Historic Assyrian church in Turkey given to Islamic school foundation

Historic Assyrian church in Turkey given to Islamic school foundation

PanARMENIAN.Net - Yet another example of intolerance has taken place in the southeastern Turkish city of Sanliurfa (Urfa)—the historic Assyrian Church of St. Peter and St. Paul in the city is now being used as a municipality-owned cultural center and the foundation of the Islamic school of Harran University, The Armenian Weekly reports.

According to sources, the church was used actively until 1924, when Assyrians (Syriac Christians) left for Aleppo.

Locals call the church “the Regie Church”, because Tekel, the Turkish tobacco and alcoholic beverage company, had once used it as a tobacco factory. This tobacco factory had been known as the Regie Tobacco Company in Ottoman times, and was nationalized in 1925.

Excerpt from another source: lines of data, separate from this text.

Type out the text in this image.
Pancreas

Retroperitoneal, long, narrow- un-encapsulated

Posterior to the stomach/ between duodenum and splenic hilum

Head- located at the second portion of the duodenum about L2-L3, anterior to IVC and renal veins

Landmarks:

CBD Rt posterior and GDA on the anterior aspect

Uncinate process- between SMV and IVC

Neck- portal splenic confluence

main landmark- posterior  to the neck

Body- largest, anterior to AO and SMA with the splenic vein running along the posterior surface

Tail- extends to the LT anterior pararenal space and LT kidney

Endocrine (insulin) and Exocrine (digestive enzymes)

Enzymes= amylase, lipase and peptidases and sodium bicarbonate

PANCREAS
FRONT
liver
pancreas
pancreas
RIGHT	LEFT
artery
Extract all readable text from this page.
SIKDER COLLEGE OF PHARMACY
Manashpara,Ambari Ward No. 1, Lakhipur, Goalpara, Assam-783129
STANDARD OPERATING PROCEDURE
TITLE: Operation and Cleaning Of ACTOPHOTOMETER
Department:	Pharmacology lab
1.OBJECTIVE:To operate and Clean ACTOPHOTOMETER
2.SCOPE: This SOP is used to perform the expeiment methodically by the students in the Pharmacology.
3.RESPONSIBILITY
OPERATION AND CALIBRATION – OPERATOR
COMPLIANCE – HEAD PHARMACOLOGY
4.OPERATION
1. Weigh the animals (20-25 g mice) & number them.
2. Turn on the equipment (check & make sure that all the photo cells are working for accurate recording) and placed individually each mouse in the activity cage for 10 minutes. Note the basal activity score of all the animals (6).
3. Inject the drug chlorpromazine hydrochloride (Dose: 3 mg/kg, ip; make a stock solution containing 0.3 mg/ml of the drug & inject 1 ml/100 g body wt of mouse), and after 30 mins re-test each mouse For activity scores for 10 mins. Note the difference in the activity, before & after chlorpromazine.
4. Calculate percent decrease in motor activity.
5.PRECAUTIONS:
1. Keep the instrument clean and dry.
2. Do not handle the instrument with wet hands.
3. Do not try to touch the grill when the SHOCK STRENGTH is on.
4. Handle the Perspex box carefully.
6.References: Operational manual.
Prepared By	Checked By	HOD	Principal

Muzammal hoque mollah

It was also used as a grape storehouse for decades. After its restoration in 1998, it hosted a carpet-making class. In 2002, it became the “Kemalettin Gazezoglu Cultural Center,” named after the governor of the city. Today, a part of it has been given to a foundation that runs the Islamic school at the city’s university.

Turkey has used the historic church for many different purposes—except for its intended purpose: a church.

Called Edessa in ancient times, Urfa has been inhabited since prehistoric times. The modern city was founded in 304 B.C by Seleucus I Nicator.

In the late 2nd century, as the Seleucid dynasty disintegrated, it successively became a Parthian, Armenian, and Roman state, and eventually an Eastern Roman (Byzantine) province. It was frequently conquered during periods when the Byzantine central government was weak, due to its location on the eastern frontier of the Empire. It fell to the Muslim conquest in 639 but was briefly retaken by Byzantium in 1031. It then fell to the Turkic Zengid dynasty in 1144, and was eventually absorbed by the Ottoman Empire in 1517.

Edessa was an important early center of Syriac Christianity. For Armenians, too, the city is significant since it is believed that the Armenian alphabet was invented there.

But the traces of Assyrian, Armenian, and Greek Christians have been systematically erased from the city by Muslim governments and residents throughout centuries.